Untuk dapat memberikan pemahaman konsep diri yang benar dan supaya dapat melatih konsep diri pada peserta didik, maka diperlukan pelatihan Pemahaman konsep diri untuk guru-guru BK SMP di kota Semarang

b.    Rancangan pelatihan Untuk Guru BK SMP
1.    Rencana Program
Program yang akan diselenggarakan adalah Pelatihan Pemahaman Konsep Diri Untuk Peserta Didik..
Pelatihan ini dilaksanakan bertujuan untuk meningkatkan pemahaman  guru BK  dan ketrampilan di dalam melaksanakan pelatihan konsep diri bagi peserta didik
2.    Rencana Penyelenggara (Pengorganisasian)
Penyelenggara Pelatihan ini adalah Musyawarah Guru BK Kota Semarang dengan susunan sebagai berikut :
a.    Penyelenggara             : Musyawarah Guru BK (MGBK) Kota Semarang
b.    Penanggungjawab       : Ketua MGBK Kota Semarang
c.    Instruktur                    : Widyaiswara LPMP Kota Semarang
d.   Peserta                         : Guru BK SMP sekota Semarang
e.    Anggaran                     : Kas MGBK, Iuran Peserta, Donatur, Sponsor.

3.    Rencana Pelaksanaan
Pelatihan akan dilaksanakan pada :
Hari/tanggal                     : Sabtu /30 Juli 2016
Pukul                                : 08.00 – 16.30 WIB
Tempat                             : Gedung Serba Guna SMP N 2 Semarang
Metode  Kegiatan :
1.    Ceramah dari nara sumber
2.    Diskusi berkaitan dengan materi pelatihan (Konsep diri)
3.    Praktek pelatihan
    
Materi Kegiatan :
a.    Pemaparan materi oleh nara sumber
b.    Diskusi kelompok
c.    Praktek pelatihan konsep diri


Tahap1 : Pembentukan :
Pada tahap dilaksanakan perkenalan untuk meningkatkan kohesivitas kelompok
 
Tujuan      :  Peserta lebih saling mengenal, Peserta ikut serta secara
   aktif dalam kelompok
Waktu       : 15 menit
Tempat     : Ruang yang cukup untuk menampung semua peserta
  (8 guru)


KEGIATAN  :
I. Pengantar
Pelatih menjelaskan pada peserta bagaimana jalannya permainan, dan memberi  instruksi cara bermain.
II. Langkah-langkah
1.   Pelatih memotong selembar  kartu  bergambar menjadi dua, lalu dicampur aduk,  untuk kemudian dibagikan kepada peserta. 
2.   Setelah masing-masing  mendapat kartu, peserta diminta untuk mencari pemilik potongan gambar untuk dicocokkan. Kemudian mereka berkenalan dengan pasangannya dan meminta penjelasan lengkap tentang dirinya (nama lengkap, alamat, hobi dan motto hidup).
3.   Selanjutnya peserta diminta duduk kembali dan pasangannya diminta saling memperkenalkan pasangannya secara bergantian di depan kelas.
4.   Selanjutnya peserta dipilih secara acak untuk diminta menjelaskan peserta lain yang bukan pasangannya.

Tahap 2 : Kegiatan
Latihan melihat SIAPA SAYA
Konsep diri adalah jawaban dari pertanyaan : “Siapakah saya“. Jawaban dari pertanyaan tersebut selanjutnya akan mempengaruhi cara berfikir dan perilaku seseorang.
Konsep diri seseorang berisi anggapan dan keyakinan seseorang mengenai diri sendiri berdasarkan kemampuan dan apa yang diyakininya ada pada dirinya, juga berdasarkan penilaian orang lain terhadapnya.
Dengan latihan melihat siapa diri kita, peserta akan dapat menyimpulkan bahwa dirinya adalah baik atau sebaliknya.

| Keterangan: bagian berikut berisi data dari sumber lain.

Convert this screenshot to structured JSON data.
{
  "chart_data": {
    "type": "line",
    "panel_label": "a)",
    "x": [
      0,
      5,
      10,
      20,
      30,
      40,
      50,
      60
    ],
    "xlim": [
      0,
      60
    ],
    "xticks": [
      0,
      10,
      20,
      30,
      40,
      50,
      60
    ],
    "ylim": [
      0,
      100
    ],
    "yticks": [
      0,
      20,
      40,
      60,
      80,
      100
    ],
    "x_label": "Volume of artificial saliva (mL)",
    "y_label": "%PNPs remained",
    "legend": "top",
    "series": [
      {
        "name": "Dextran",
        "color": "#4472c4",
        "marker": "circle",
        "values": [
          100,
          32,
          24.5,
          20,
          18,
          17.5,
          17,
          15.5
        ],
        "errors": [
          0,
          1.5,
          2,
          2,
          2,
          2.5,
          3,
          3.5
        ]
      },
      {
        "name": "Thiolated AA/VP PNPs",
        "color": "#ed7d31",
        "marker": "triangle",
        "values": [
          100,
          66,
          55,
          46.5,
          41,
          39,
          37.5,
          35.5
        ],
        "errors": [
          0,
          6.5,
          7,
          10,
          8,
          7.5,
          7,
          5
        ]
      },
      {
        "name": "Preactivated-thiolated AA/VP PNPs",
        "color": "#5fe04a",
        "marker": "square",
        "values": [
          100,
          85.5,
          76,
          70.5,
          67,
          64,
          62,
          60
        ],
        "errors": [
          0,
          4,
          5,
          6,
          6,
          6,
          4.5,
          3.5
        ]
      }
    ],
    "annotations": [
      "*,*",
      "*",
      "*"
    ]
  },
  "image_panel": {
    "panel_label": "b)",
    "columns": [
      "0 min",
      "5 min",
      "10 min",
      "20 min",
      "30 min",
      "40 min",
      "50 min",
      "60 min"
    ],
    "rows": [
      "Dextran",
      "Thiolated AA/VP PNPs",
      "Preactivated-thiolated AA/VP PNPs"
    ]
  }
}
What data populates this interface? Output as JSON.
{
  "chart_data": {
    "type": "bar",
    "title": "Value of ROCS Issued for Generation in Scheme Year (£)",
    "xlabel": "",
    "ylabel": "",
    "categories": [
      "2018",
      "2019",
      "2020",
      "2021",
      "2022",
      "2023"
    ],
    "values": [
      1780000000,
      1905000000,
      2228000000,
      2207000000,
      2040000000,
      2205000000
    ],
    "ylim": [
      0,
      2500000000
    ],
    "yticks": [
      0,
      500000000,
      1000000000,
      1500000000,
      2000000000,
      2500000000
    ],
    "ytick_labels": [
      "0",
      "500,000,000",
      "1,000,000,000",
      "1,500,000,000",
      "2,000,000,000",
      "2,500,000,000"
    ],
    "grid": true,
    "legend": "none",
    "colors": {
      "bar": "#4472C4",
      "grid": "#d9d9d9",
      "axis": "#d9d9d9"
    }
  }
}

TUJUAN       : Agar para peserta mampu menyebutkan aspek positif  (kelebihan) dan aspek negatif (kekurangan) yang ada pada dirinya .                           
WAKTU        : 45 menit
TEMPAT       : Ruangan latihan           
BAHAN       : Papan tulis atau kertas, selotip, kartu ukuran kartu pos berwarna putih dan biru.

KEGIATAN  :
Langkah-langkah
1.   Menjelaskan langkah-langkah permainan.
2.   Pelatih membagi 2 (dua) lembar kertas kosong kepada setiap peserta yang terdiri dari dua - warna putih dan biru, masing-masing satu lembar.
3.   Pada lembar kertas putih masing-masing perserta diminta menulis satu kebaikan yang menonjol pada diri peserta.
4.   Pada lembar kertas biru masing-masing perserta diminta menulis satu kekurangan yang menonjol pada diri peserta.
5.   Peserta diminta menempelkan kertas putih di papan  yang telah tersedia.
6.   Pelatih mengelompokkan kertas yang isinya sama atau hampir sama pada kelebihan atau kekurangan menjadi satu kelompok
7.   Peserta diminta untuk melihat dan menganalisa hasil tulisan dari kebaikan dan kekurangan untuk mawas diri.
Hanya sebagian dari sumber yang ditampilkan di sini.